Our three year old grandson, Asher, started pre-school this fall. From the get go, we knew he was a bright child. He even came on his due date. We watched Baby Einstein videos with him until we all knew them by heart. Very early, he knew his shapes, colors, letters, and numbers.

At Pre-school they are teaching the kids their letters and numbers and having them trace them. Asher walks around with his left hand in the air, at the ready for the next thing to trace. If he isn’t tracing the letters, he’s counting how many characters or letters are in the word or string of words. He traces letters on the TV, on boxes, on books, from the newspaper, or on the shirt someone has on. One day, I found him sitting on the floor in the dining room. We have a shelf there with accident/spare clothes for him. He had all his spare shirts lying out and his own shirt off. When I asked what he was doing he looked at me with that “isn’t it obvious, Mema” look. Then, as matter of factly as he could, he informed me that he was tracing. Every letter around him screams to be traced!

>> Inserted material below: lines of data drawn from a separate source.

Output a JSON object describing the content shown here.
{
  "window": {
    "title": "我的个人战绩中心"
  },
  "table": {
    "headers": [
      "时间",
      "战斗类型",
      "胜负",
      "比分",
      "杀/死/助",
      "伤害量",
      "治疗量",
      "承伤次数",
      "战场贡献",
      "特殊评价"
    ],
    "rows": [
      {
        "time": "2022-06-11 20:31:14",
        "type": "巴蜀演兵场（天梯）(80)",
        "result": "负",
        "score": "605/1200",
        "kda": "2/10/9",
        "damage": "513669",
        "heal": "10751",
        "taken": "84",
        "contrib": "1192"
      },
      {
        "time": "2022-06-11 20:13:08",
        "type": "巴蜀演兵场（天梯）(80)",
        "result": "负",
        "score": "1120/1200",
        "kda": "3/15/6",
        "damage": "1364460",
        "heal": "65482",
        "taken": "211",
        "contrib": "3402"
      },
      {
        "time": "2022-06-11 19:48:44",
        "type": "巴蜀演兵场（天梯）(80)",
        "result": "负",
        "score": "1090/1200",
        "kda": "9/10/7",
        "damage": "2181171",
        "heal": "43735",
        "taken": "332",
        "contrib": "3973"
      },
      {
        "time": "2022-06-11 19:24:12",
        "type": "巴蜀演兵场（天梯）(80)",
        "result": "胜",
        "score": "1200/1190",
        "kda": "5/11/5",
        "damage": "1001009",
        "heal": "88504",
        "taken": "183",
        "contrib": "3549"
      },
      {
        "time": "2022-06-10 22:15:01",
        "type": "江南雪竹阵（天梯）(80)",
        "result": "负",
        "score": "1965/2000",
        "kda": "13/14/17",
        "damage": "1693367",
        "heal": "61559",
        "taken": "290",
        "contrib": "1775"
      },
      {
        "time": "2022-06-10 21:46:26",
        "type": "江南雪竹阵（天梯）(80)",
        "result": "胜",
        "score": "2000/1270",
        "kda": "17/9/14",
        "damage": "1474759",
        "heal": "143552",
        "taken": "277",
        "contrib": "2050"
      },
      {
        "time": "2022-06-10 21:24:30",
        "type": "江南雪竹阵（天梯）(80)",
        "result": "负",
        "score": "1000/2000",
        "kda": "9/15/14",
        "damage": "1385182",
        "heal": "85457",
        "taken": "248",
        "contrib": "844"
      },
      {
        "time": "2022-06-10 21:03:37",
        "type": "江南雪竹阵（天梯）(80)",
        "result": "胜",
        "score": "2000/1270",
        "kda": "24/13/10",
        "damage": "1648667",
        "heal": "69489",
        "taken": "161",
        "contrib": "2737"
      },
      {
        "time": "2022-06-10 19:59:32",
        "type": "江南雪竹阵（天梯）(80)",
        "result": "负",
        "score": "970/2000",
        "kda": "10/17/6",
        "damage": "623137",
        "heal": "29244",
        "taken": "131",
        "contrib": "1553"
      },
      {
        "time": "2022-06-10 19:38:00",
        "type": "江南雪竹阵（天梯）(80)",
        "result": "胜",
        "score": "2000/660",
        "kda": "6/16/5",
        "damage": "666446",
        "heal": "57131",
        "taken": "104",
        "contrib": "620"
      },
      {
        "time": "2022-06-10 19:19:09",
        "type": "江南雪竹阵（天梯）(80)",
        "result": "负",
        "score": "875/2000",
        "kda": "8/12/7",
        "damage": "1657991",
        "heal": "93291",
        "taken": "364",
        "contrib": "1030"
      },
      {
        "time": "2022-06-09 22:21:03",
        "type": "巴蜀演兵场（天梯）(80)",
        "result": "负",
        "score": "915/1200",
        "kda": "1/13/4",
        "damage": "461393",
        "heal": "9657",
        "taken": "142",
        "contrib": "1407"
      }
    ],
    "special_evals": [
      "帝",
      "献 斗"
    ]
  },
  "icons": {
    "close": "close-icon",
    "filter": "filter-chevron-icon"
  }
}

Reflecting on Asher’s tracing, I began to see three components that made Asher such a good tracer. First, he walked through his day, minute by minute and room by room, anticipating, no expecting, that there would be letters to trace or count. What do you eagerly anticipate? A quick read of Romans 8 paints a clear picture of what we need to be anticipating.

Anticipating that God is at work, that he has a plan and it includes us, drives us, spurs us, motivates us to be ready. Asher walks around expecting to find something to trace. His little hand is often in the air, making circles, like an airplane getting ready to land. The word tells us we are to be ready, to always have an answer when someone asks us what are hope is about.

Could you do that? I’m not asking if you know some specific plan or canned presentation. I don’t care if you have scripture memorized, but can you (from a sincere heart) tell someone, “This is where I was. This is what God in Christ did for me. And this is where I’m headed.” It’s your story, are you ready to tell it?

And finally, I have been so impressed by Asher’s focus. His questions reveal his passion to learn more. He listens to all our conversations. I know this because often my words come back to me through him. It has caused me to be more conscious of what I say and how I say it. We’ve even had to resort to spelling things we want to keep above his head. Everything he sees is an item to trace. If he’s not tracing letters, then his finger runs around the circumference or perimeter of an item. Some days he carries his step stool from room to room so that he can be sure to catch whatever you’re doing.

Right now Asher seems to be practicing the fine art of learning. It reminded me of Brother Lawrence’s continual practice of the awareness of God. And I started to wonder: what keeps me from anticipating God at every turn? Do I have preconceived and limiting notions about who God is and what he can do? What keeps me from being ready? Is it fear, or busyness, or ignorance of the urgency, or God help us: lack of love? What keeps me from being focused? The enemy is the expert at divide and conquer. If he can get us to thinking in terms of sacred and secular, he knows it’s just a short distance disconnecting our head and heart.

When I was in seminary the second time around, a Sunday School teacher asked our younger daughter, Beth (Asher’s mom), what she wanted to be when she grew up. Beth’s answer struck the teacher enough that she made sure to tell me. Beth’s answer was, “a student like my mom.” There is always a need for us to put into practice what we know, but oh, that God would rekindle in each of us the insatiable desire to learn.

Then we would, like Asher, be anticipating, ready, and focused.